# Connecting separated internet locations with a LAN



## gajus (Sep 29, 2010)

Hi,

I would like to connect 4 locations. (total distance = 500 meter) 2 Locations already have an internet connection. I would like to connect these 4 locations with a gigabit LAN and share internet.

I was wondering if this is possible and what kind of firewalls I need.

This is what I had in mind:

Please feel free to share your thougths!

My budget is limited.







Thanks for your help!


----------



## tommyj27 (Oct 1, 2010)

Sharing Internet access should definitely be doable. Your network diagram doesn't look quite right (or I'm not understanding something). Does this diagram represent your current configuration, or the topology that you would like to build?


----------



## triumdh (Oct 2, 2010)

A few comments.
Cat 5e should not exceed 100m in any one horizontal run.
You could achieve this with one router/firewall and vlans (requires managed switches) to save money and administration (beware: certain level of layer 2 and 3 knowledge required).


----------



## SirDice (Oct 4, 2010)

There are different networks all sharing the same 192.168.1.0/24 network. This will not work without some serious effort and should generally be avoided. I suggest getting in touch with someone that understands networking and how to subnet everything.

And yes, you may end up renumbering everything. Not uncommon when 2 or more businesses merge. I had to do it several times for different employers.


----------



## gajus (Oct 10, 2010)

Thank you for your comments! I do appreciate that! 

I have no professional experience in building a computer network - sorry.

The drawing I made should give you an idea of what I would like to do. 

At this moment I have connected 3 locations, but 
1) they don't share multiple internet connections (when I connect the 4th location I would like to share both internet connections)
2) all computers/devices use the same IP range 192.168.1.x

I have already connected 3 locations with a CAT 5e cable, but no security is implemented

So to recap; this is what I would like to do:
1) share 2 or more internet connections from different locations
2) provide some security
3) share some recources to all locations (camera servers, file servers, web servers, ...)
4) if possible, I like to keep 2 locations in the same subnet because they need to be connected. All other locations should have their own subnet or ip range. (if possible)
6) share all access points (or at least as many as possible)
7) only use 1 DHCP server (if possible)

I don't really care about what ip ranges I should choose for.
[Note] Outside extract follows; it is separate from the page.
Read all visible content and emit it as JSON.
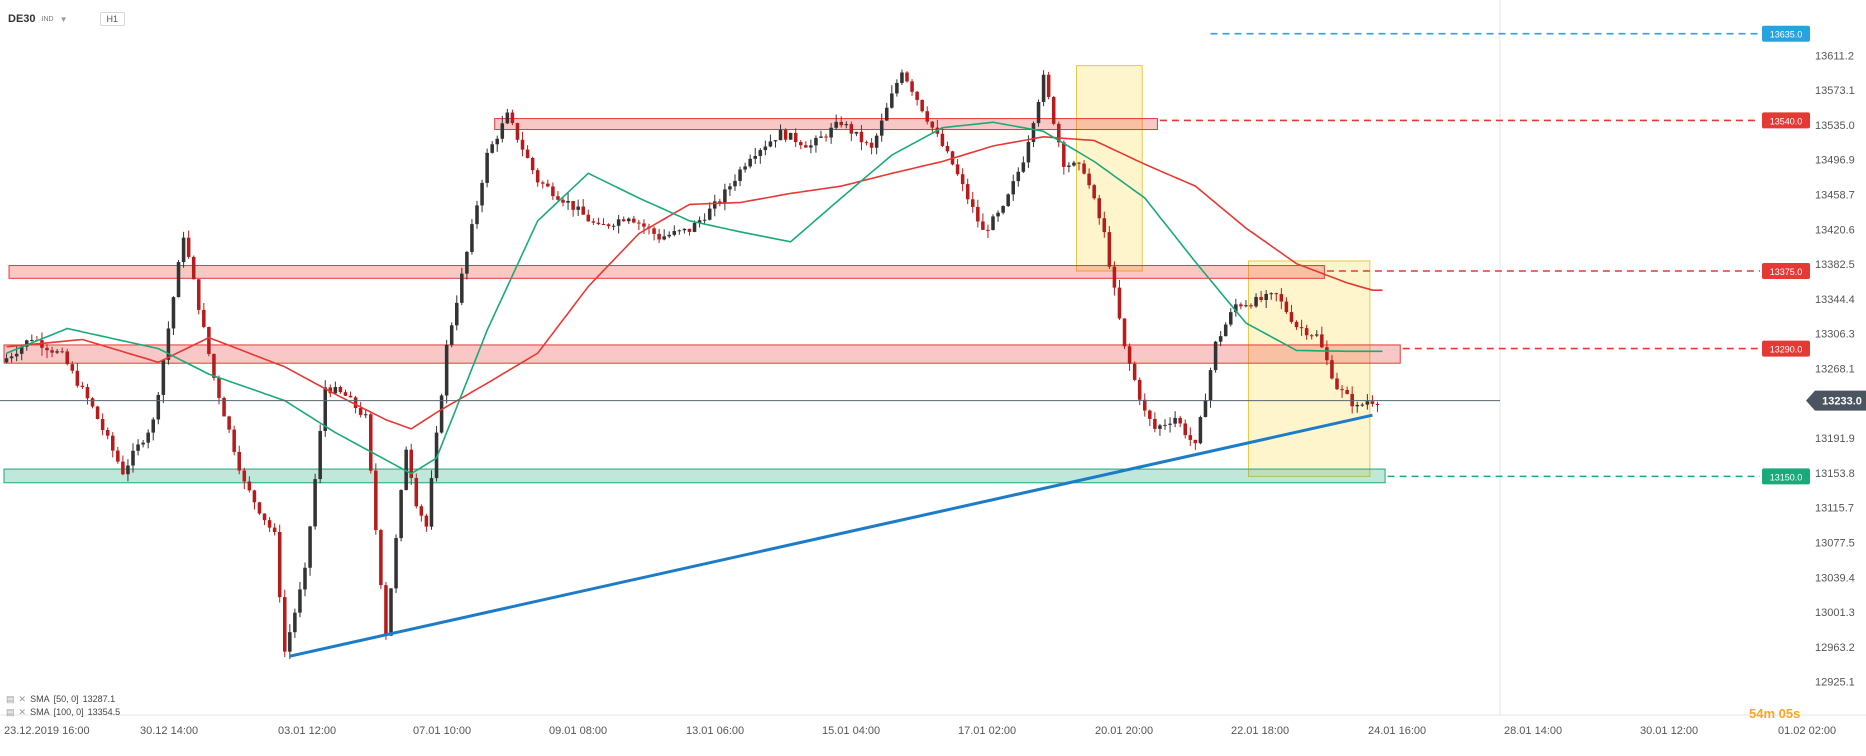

I only mentioned the ip addresses to indicate that 
 - most locations should not be able to communicate with each other
 - some devices should be shared like access points and a camera server

Finally, if all works well, I would like to add more additional locations.

I guess my main problem is that I don't know what options I have, what kind and how many firewalls or routers I need.
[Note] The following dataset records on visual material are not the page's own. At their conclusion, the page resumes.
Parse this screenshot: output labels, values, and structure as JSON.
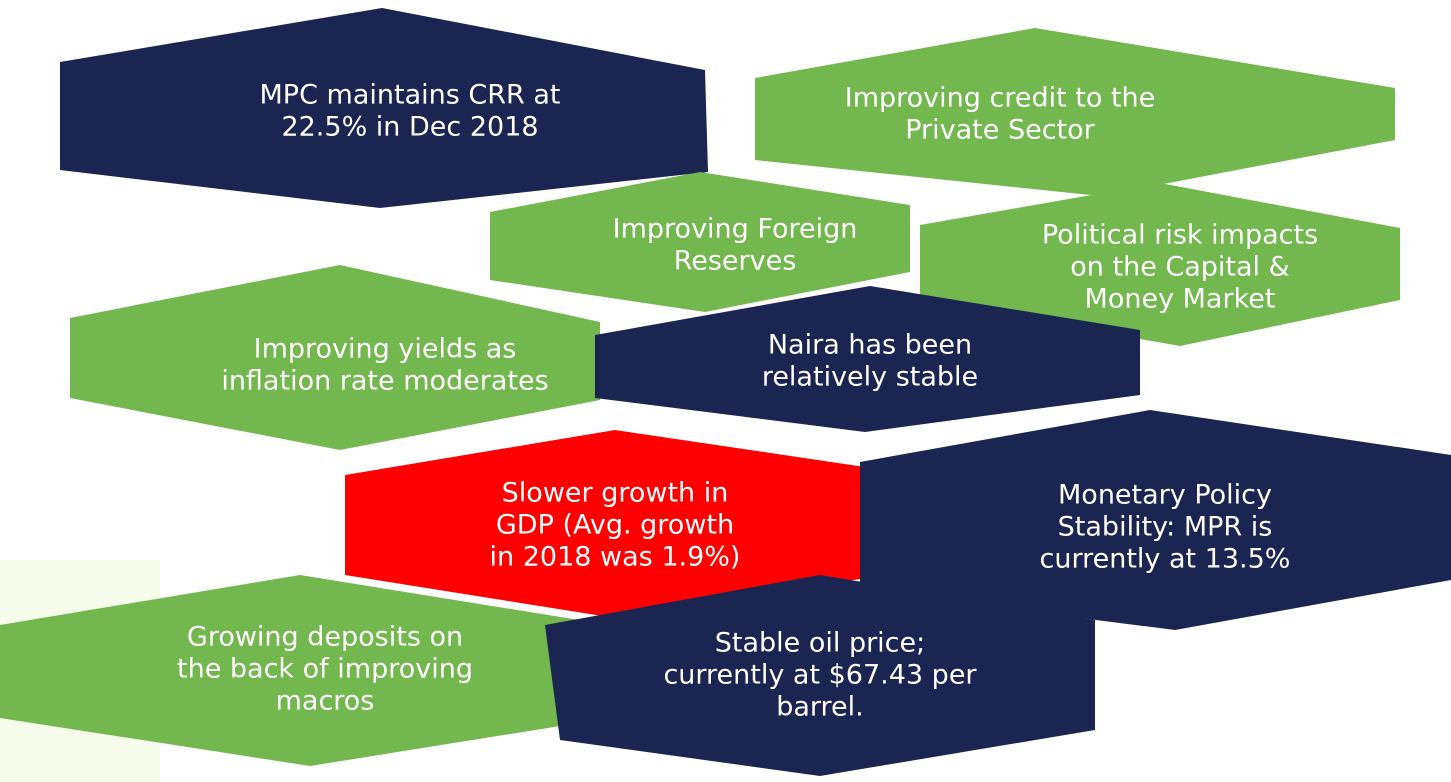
{
  "nodes": [
    {
      "lines": [
        "MPC maintains CRR at",
        "22.5% in Dec 2018"
      ],
      "color": "#1b2551"
    },
    {
      "lines": [
        "Improving credit to the",
        "Private Sector"
      ],
      "color": "#72b84f"
    },
    {
      "lines": [
        "Improving Foreign",
        "Reserves"
      ],
      "color": "#72b84f"
    },
    {
      "lines": [
        "Political risk impacts",
        "on the Capital &",
        "Money  Market"
      ],
      "color": "#72b84f"
    },
    {
      "lines": [
        "Improving yields as",
        "inflation rate moderates"
      ],
      "color": "#72b84f"
    },
    {
      "lines": [
        "Naira has been",
        "relatively stable"
      ],
      "color": "#1b2551"
    },
    {
      "lines": [
        "Slower growth in",
        "GDP (Avg. growth",
        "in 2018 was 1.9%)"
      ],
      "color": "#fe0000"
    },
    {
      "lines": [
        "Monetary Policy",
        "Stability: MPR is",
        "currently at 13.5%"
      ],
      "color": "#1b2551"
    },
    {
      "lines": [
        "Growing deposits on",
        "the back of improving",
        "macros"
      ],
      "color": "#72b84f"
    },
    {
      "lines": [
        "Stable oil price;",
        "currently at $67.43 per",
        "barrel."
      ],
      "color": "#1b2551"
    }
  ]
}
Thank you for all your help!


----------



## aragon (Oct 10, 2010)

gajus said:
			
		

> I have no professional experience in building a computer network - sorry.
> [..]
> I guess my main problem is that I don't know what options I have, what kind and how many firewalls or routers I need.


Frankly no, your main problem is that you're asking for a lot in an inappropriate place.  This is the FreeBSD forum - do you have FreeBSD specific questions?

For general networking there are professionals who can help you.  You can try looking here for starters.


----------



## DutchDaemon (Oct 11, 2010)

Aragon is right. 

You can't expect FreeBSD users who are here giving up free time to help out other FreeBSD users to play the role of (unpaid) network architects for your organisation, when there is in fact no sign of you even using or considering to use FreeBSD anywhere for anything. 

Once you have a proper network design implemented and are using (or planning to use) FreeBSD in it, come see us again. 

As it stands now, this is still _way_ too general/abstract for any FreeBSD-specific advice to make sense. All we can say is: "Yes, you can use FreeBSD for routing, or PF/IPFW for firewalling". Which is pretty bland 'advice' at this stage.


----------



## gordon@ (Oct 11, 2010)

I will tell you it will be unlikely that you will be able to have any sort of load balanced redundant network solution if you are using DSL and Cable modems. To have redundant uplinks to multiple providers requires you to have an AS number and BGP sessions. If you don't know what that means, you are way in over your head.


----------